Published online by Cambridge University Press: 14 January 2010
Although the events of 1971 shook the postwar foundations of international monetary order, they did not collapse in the same way that the cessation of international clearance through London in 1931 prompted the complete breakdown of monetary order in the interwar period. Certain elements of the postwar monetary order did of course change, such as the determination of exchange rates, the value of the US dollar, the role of gold as a reserve asset, and the expectation that deficit economies would, in the normal course of events, adjust their international accounts. But the overall international organization of credit, as chapter 3 argued, remained remarkably stable in the face of changing political and economic circumstances.
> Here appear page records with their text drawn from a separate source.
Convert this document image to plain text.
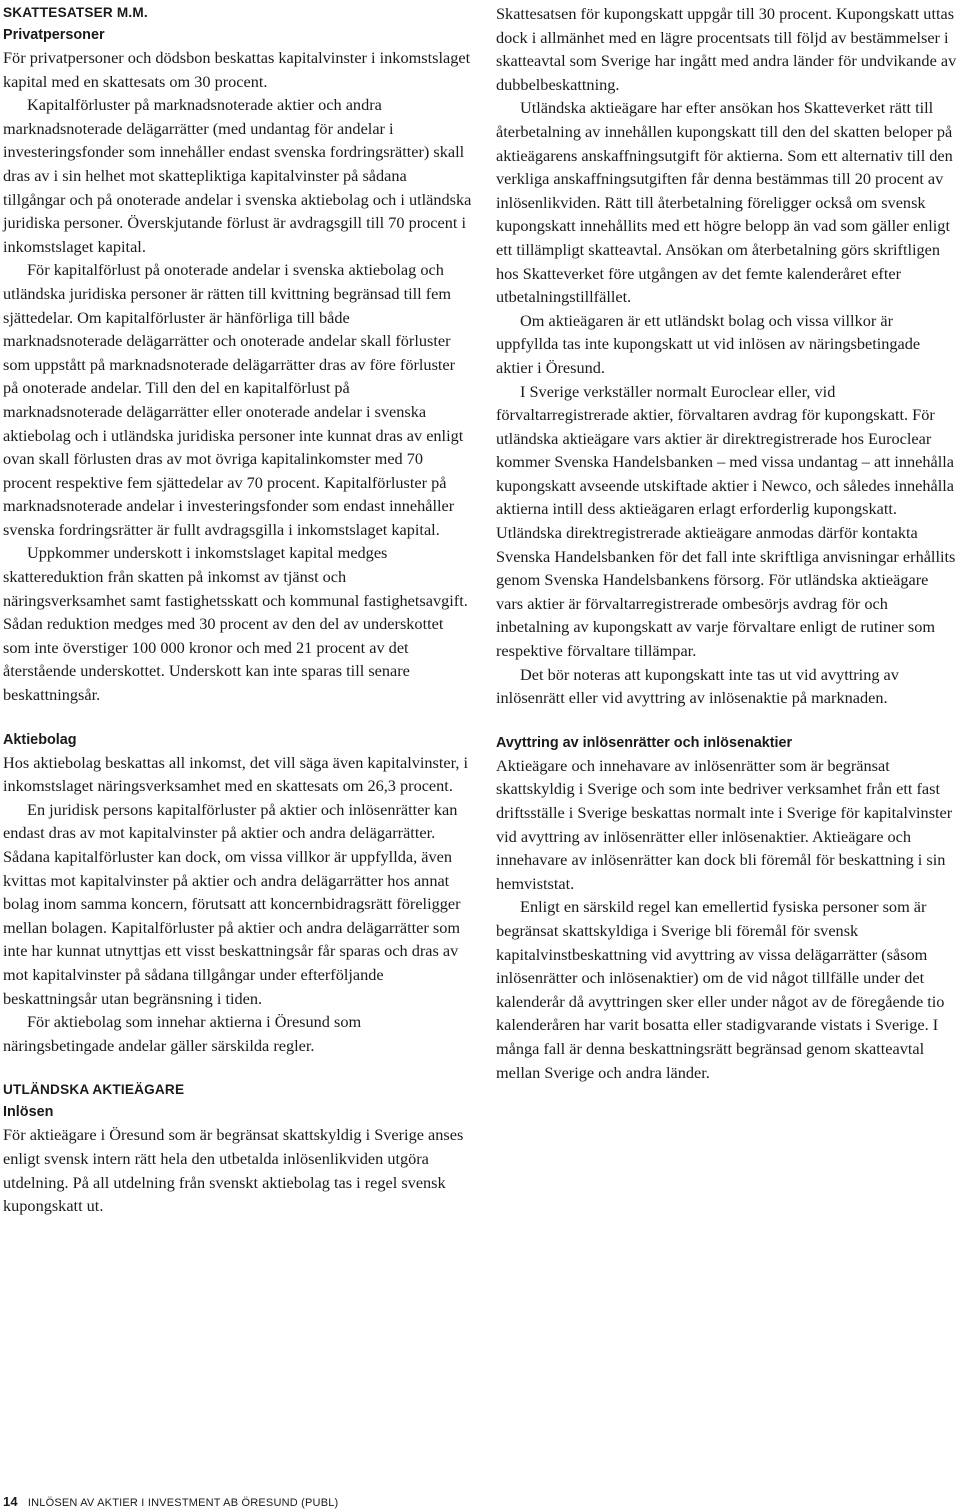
SKATTESATSER M.M.
Privatpersoner

För privatpersoner och dödsbon beskattas kapitalvinster i inkomstslaget kapital med en skattesats om 30 procent.

Kapitalförluster på marknadsnoterade aktier och andra marknadsnoterade delägarrätter (med undantag för andelar i investeringsfonder som innehåller endast svenska fordringsrätter) skall dras av i sin helhet mot skattepliktiga kapitalvinster på sådana tillgångar och på onoterade andelar i svenska aktiebolag och i utländska juridiska personer. Överskjutande förlust är avdragsgill till 70 procent i inkomstslaget kapital.

För kapitalförlust på onoterade andelar i svenska aktiebolag och utländska juridiska personer är rätten till kvittning begränsad till fem sjättedelar. Om kapitalförluster är hänförliga till både marknadsnoterade delägarrätter och onoterade andelar skall förluster som uppstått på marknadsnoterade delägarrätter dras av före förluster på onoterade andelar. Till den del en kapitalförlust på marknadsnoterade delägarrätter eller onoterade andelar i svenska aktiebolag och i utländska juridiska personer inte kunnat dras av enligt ovan skall förlusten dras av mot övriga kapitalinkomster med 70 procent respektive fem sjättedelar av 70 procent. Kapitalförluster på marknadsnoterade andelar i investeringsfonder som endast innehåller svenska fordringsrätter är fullt avdragsgilla i inkomstslaget kapital.

Uppkommer underskott i inkomstslaget kapital medges skattereduktion från skatten på inkomst av tjänst och näringsverksamhet samt fastighetsskatt och kommunal fastighetsavgift. Sådan reduktion medges med 30 procent av den del av underskottet som inte överstiger 100 000 kronor och med 21 procent av det återstående underskottet. Underskott kan inte sparas till senare beskattningsår.

Aktiebolag

Hos aktiebolag beskattas all inkomst, det vill säga även kapitalvinster, i inkomstslaget näringsverksamhet med en skattesats om 26,3 procent.

En juridisk persons kapitalförluster på aktier och inlösenrätter kan endast dras av mot kapitalvinster på aktier och andra delägarrätter. Sådana kapitalförluster kan dock, om vissa villkor är uppfyllda, även kvittas mot kapitalvinster på aktier och andra delägarrätter hos annat bolag inom samma koncern, förutsatt att koncernbidragsrätt föreligger mellan bolagen. Kapitalförluster på aktier och andra delägarrätter som inte har kunnat utnyttjas ett visst beskattningsår får sparas och dras av mot kapitalvinster på sådana tillgångar under efterföljande beskattningsår utan begränsning i tiden.

För aktiebolag som innehar aktierna i Öresund som näringsbetingade andelar gäller särskilda regler.

UTLÄNDSKA AKTIEÄGARE
Inlösen

För aktieägare i Öresund som är begränsat skattskyldig i Sverige anses enligt svensk intern rätt hela den utbetalda inlösenlikviden utgöra utdelning. På all utdelning från svenskt aktiebolag tas i regel svensk kupongskatt ut.

Skattesatsen för kupongskatt uppgår till 30 procent. Kupongskatt uttas dock i allmänhet med en lägre procentsats till följd av bestämmelser i skatteavtal som Sverige har ingått med andra länder för undvikande av dubbelbeskattning.

Utländska aktieägare har efter ansökan hos Skatteverket rätt till återbetalning av innehållen kupongskatt till den del skatten beloper på aktieägarens anskaffningsutgift för aktierna. Som ett alternativ till den verkliga anskaffningsutgiften får denna bestämmas till 20 procent av inlösenlikviden. Rätt till återbetalning föreligger också om svensk kupongskatt innehållits med ett högre belopp än vad som gäller enligt ett tillämpligt skatteavtal. Ansökan om återbetalning görs skriftligen hos Skatteverket före utgången av det femte kalenderåret efter utbetalningstillfället.

Om aktieägaren är ett utländskt bolag och vissa villkor är uppfyllda tas inte kupongskatt ut vid inlösen av näringsbetingade aktier i Öresund.

I Sverige verkställer normalt Euroclear eller, vid förvaltarregistrerade aktier, förvaltaren avdrag för kupongskatt. För utländska aktieägare vars aktier är direktregistrerade hos Euroclear kommer Svenska Handelsbanken – med vissa undantag – att innehålla kupongskatt avseende utskiftade aktier i Newco, och således innehålla aktierna intill dess aktieägaren erlagt erforderlig kupongskatt. Utländska direktregistrerade aktieägare anmodas därför kontakta Svenska Handelsbanken för det fall inte skriftliga anvisningar erhållits genom Svenska Handelsbankens försorg. För utländska aktieägare vars aktier är förvaltarregistrerade ombesörjs avdrag för och inbetalning av kupongskatt av varje förvaltare enligt de rutiner som respektive förvaltare tillämpar.

Det bör noteras att kupongskatt inte tas ut vid avyttring av inlösenrätt eller vid avyttring av inlösenaktie på marknaden.

Avyttring av inlösenrätter och inlösenaktier

Aktieägare och innehavare av inlösenrätter som är begränsat skattskyldig i Sverige och som inte bedriver verksamhet från ett fast driftsställe i Sverige beskattas normalt inte i Sverige för kapitalvinster vid avyttring av inlösenrätter eller inlösenaktier. Aktieägare och innehavare av inlösenrätter kan dock bli föremål för beskattning i sin hemviststat.

Enligt en särskild regel kan emellertid fysiska personer som är begränsat skattskyldiga i Sverige bli föremål för svensk kapitalvinstbeskattning vid avyttring av vissa delägarrätter (såsom inlösenrätter och inlösenaktier) om de vid något tillfälle under det kalenderår då avyttringen sker eller under något av de föregående tio kalenderåren har varit bosatta eller stadigvarande vistats i Sverige. I många fall är denna beskattningsrätt begränsad genom skatteavtal mellan Sverige och andra länder.

14 INLÖSEN AV AKTIER I INVESTMENT AB ÖRESUND (PUBL)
As the 1970s wore on, however, a number of important changes gathered pace which did occasion a major structural transformation of monetary order in the mid-1980s. These changes are most clearly represented by the emergence of Tokyo as a PFC that began to rival New York and London, and by the globalization of the world's major monetary agents. Twenty-five years from the formal end of Bretton Woods we are at the point where a relatively small number of highly capitalized firms operating out of a select number of PFCs wield an enormous amount of influence over the access which firms and governments have to international credit. The phrase which best evokes this two-fold movement, and which serves to define the contemporary period, is decentralized globalization.
To identify the international organization of credit as being marked by decentralized globalization is to recognize that its central institutional nexus of credit networks has no definitive hub.